11.     There is also the issue of public security, in the sense of the potential benefit of an ID card to policing operations. We suggest the Committee deal with this question not by asking chief constables whether they would like ID cards, but whether they would rather the Home Office spent the money on ID cards or give them extra cash to hire more officers and buy more equipment to increase their efficiency generally. If the cost in steady-state is £800m per annum, that translates to a 14% increase in police budgets.

 

Economics

 

12.    We do not believe the Home Office’s costings. Public sector projects that consolidate a number of existing systems into a new, centralised one almost always cost much more than expected, not just in the short term but also in the long term. This is partly because of lock-in. The value of a software or facilities management contract to the supplier is largely dependent on how hard it will be for the customer to move to a competitor.

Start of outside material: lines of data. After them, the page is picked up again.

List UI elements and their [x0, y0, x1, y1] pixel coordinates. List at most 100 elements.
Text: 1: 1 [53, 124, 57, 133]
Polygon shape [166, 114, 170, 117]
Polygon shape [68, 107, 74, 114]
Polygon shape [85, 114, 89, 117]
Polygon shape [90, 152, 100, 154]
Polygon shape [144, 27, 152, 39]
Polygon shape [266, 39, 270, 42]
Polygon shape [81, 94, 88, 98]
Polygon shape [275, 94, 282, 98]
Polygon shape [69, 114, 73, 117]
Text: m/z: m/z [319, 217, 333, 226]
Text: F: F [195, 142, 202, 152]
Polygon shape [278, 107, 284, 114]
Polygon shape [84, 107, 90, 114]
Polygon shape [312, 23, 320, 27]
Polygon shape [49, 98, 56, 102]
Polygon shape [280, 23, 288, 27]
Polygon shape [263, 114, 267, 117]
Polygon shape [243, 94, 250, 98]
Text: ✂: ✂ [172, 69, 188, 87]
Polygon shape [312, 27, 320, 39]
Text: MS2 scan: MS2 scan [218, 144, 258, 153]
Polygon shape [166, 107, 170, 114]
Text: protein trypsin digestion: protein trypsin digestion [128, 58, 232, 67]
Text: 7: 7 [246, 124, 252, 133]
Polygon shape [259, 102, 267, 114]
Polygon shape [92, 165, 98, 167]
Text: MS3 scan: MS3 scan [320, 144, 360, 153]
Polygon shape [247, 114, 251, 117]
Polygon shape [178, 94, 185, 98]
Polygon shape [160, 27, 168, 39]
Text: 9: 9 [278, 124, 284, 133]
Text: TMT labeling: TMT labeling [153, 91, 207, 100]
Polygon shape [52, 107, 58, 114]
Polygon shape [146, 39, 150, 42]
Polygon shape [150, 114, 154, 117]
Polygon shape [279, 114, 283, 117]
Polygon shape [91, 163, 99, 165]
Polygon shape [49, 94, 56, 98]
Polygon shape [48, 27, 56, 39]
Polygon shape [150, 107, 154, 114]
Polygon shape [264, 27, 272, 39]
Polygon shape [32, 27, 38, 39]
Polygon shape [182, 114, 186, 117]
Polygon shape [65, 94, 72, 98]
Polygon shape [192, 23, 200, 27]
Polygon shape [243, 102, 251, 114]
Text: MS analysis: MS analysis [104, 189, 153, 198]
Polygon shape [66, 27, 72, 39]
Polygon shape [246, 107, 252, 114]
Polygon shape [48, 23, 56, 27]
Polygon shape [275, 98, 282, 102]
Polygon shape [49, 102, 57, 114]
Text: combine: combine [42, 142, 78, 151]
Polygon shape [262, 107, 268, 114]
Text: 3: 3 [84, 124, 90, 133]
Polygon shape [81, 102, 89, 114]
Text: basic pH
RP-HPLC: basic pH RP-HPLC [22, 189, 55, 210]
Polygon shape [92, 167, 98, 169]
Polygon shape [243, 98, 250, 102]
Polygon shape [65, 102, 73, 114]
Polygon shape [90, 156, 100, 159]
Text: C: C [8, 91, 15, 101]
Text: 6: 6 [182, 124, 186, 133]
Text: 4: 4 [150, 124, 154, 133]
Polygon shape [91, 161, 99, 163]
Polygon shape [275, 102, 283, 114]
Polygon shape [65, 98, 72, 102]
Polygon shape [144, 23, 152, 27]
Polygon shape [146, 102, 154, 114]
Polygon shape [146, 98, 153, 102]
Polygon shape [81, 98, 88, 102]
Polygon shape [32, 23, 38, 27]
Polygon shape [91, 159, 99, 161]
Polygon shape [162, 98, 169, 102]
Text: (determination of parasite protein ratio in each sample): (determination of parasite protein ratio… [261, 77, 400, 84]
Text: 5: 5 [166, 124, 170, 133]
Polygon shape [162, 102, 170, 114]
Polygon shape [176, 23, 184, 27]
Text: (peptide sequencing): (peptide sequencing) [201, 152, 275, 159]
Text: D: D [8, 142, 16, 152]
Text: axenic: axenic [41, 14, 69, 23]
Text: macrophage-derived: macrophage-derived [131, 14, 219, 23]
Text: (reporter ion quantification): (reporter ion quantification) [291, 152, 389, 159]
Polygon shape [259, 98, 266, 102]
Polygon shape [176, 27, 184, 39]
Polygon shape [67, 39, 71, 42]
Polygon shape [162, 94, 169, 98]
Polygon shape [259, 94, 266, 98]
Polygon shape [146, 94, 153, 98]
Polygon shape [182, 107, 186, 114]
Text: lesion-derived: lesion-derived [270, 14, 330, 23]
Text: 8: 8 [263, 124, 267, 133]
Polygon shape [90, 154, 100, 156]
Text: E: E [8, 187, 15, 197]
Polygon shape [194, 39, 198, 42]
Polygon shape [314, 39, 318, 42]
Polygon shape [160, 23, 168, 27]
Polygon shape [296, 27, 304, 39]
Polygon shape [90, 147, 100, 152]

If the costs of switching are, say, £100m, then a competitor is unlikely to come along until the incumbent’s pricing contains at least that much profit. While a naïve cost-benefit analysis might suggest that consolidating five £100m systems could yield a £300m system and thus save money, the reality is usually different: the consolidated system becomes more complex and ends up costing double in the medium-term, as it becomes much harder to switch suppliers. While some government departments (notably the MoD) have long experience (not always good) at managing lock-in by monopolistic suppliers, the Home Office’s proposals do not convince us that they are really aware of these issues.

 

Public Opinion

 

13.    The Home Office claims public support for identity cards. We question this. The claimed result appears to have been obtained by counting thousands of electronic submissions as a single submission, with the weak argument that it was some kind of petition. FIPR members and supporters made a number of these electronic submissions, and while most of us opposed identity cards in principle, not all of us did. The consultation process was thus deeply flawed, and the underlying attitude towards electronic communication is particularly worrying given plans to allow online voting in future elections.

 

Conclusion

 

14.        The Home Office proposals seek to create an authentication token with the flexibility of a Swiss Army Knife. But a Swiss Army Knife is not a very good knife, nor a very good screwdriver, nor a very good corkscrew. If a tool is going to be used at all often, it is best to have one designed for the job. A one-card-fits-all solution to all authentication and fraud prevention problems across many public and private services is likely to be second-best for all of them, as well as more expensive. In the private sector, the credibility of universal authentication has been undermined by hard experience.

 

15.        Unfortunately, successive UK governments have seen bundling as a means to overcome more fundamental objections to ID cards. The thinking appears to be that although the UK public might not accept ID cards per se, they might accept them if bundled with driving licenses, passports, welfare fraud control and access to the NHS. Yet the civil service’s record of designing systems to `kill two birds with one stone’ is abysmal: the birds usually fly away unharmed, while the taxpayer is left with an eyeful.

 

16.        FIPR warns that bundling brings major additional risks, and strongly recommends that the case for ID cards should stand or fail on its merits. At present, the case has not been made.

 

17.         Given that many countries have ID cards and many countries don’t, there would surely be no lack of empirical evidence to support the Home Office’s claims if they were true. The absence of such evidence is extremely damaging to its case. We therefore urge the Committee to advise the Home Secretary to either abandon the proposed scheme, or come back with a modified proposal that focuses exclusively on identity cards, that has a clear specification, whose benefits are shown to be achievable on a preponderance of all the empirical evidence. Finally, these benefits must show that ID cards are a better use of Home Office funds than an equivalent increase in the police budget.